Now that I am back to work full-time, after a short bout of pneumonia, I am having a hard time figuring out what my goals are.  I love my children and want to be there for them, especially since schools/daycare/activities in my town seem to always end at 5pm.  Being there for them is really difficult with my current hours and commute.  On the other hand, I am enjoying working on my projects, having adult interaction, and bringing home a paycheck.  I guess this is the dilema of every mom out there; what is the balance between what is best for me and what is best for my family.

Guilt Attack

This morning, as I was sitting on the couch feeding R, L scoots over next to me and lays his head on my shoulder.

L: I love you, Mommy.
Me: I love you too.
L: I miss you, Mommy.
Me: I miss you too, Buddy.

Enter the working mom guilt.

L has been having a hard time since I went back to work.  R has been having a hard time too, but I think her issue is more that she still refuses the bottle.  L got used to me being home and having energy to play with him in the evening.

It’s all coming back to me now

Yep, slowly but surely the weight is coming back.  Despite my healthy-er eating and a little exercise.  (I cropped out the actual numbers, because I just don't want to share that depressing fact with the world)

Weight chart 07-30-14

Let's be honest, when do I have time to exercise?  Either before the family wakes up or after the kids go to bed.  That leaves me with 4 am or 10 pm.  Really.  I am not exaggerating.  Who wants to wake up that early?  I know I should have done better while on maternity leave, but there always seemed to be something more important to do.  I am trying not to make excuses, but I just keep hitting bumps in the weight loss road that trip me up.  I need to get better at making exercise a priority.
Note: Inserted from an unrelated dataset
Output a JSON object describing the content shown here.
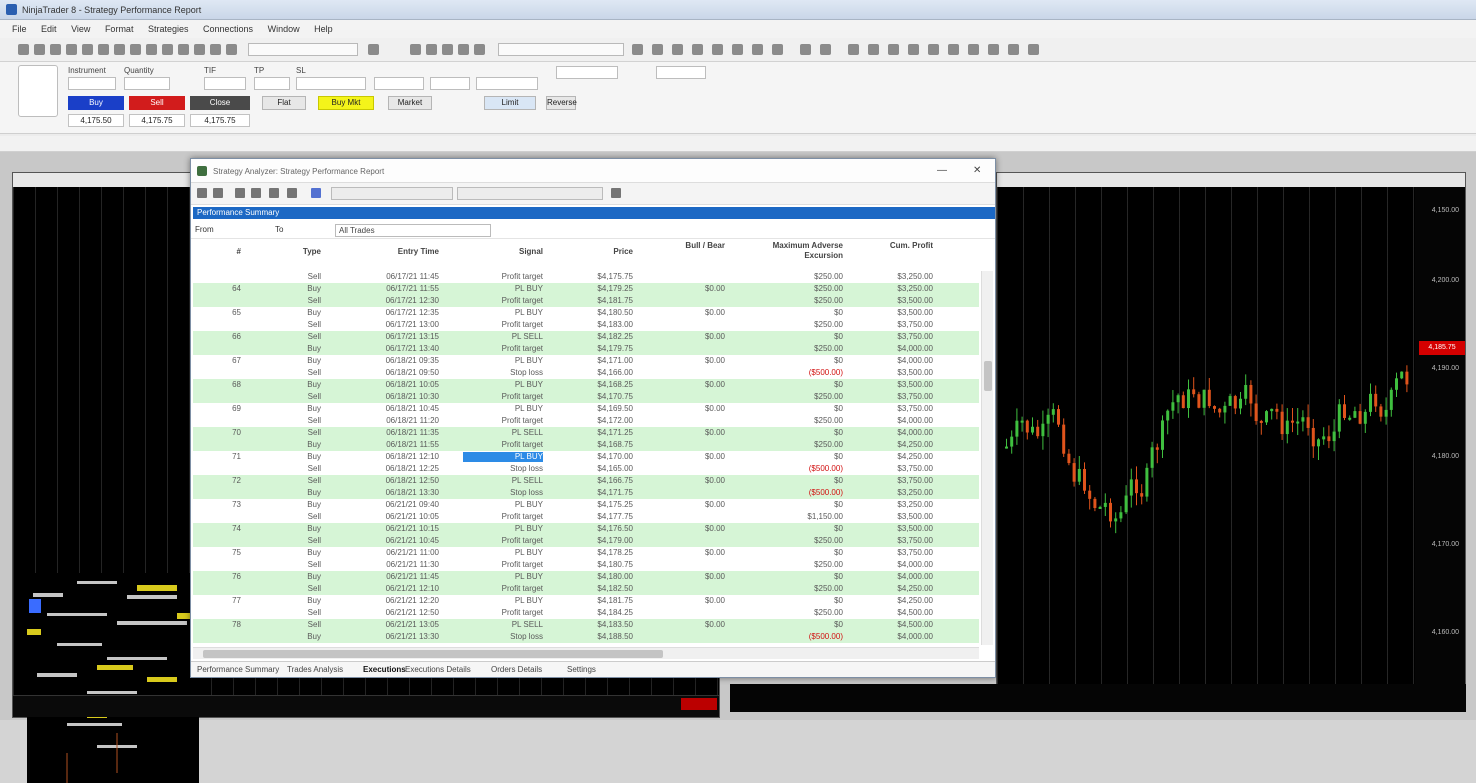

As you can see, I did really good for the first month that R was around, but then it started creeping back upward.  No I am fighting off pneumonia and the cough is making it really hard to do any type of exercise.  So, while I am waiting for my z-pack to work, I am going to mentally psych myself up for some ass-kicking in August.  I have the 4th Trimester Body pictures then and I would like to feel comfortable in my body.  Even if I have only lost a couple of lbs, I think that little bit will make me feel infinitely more positive.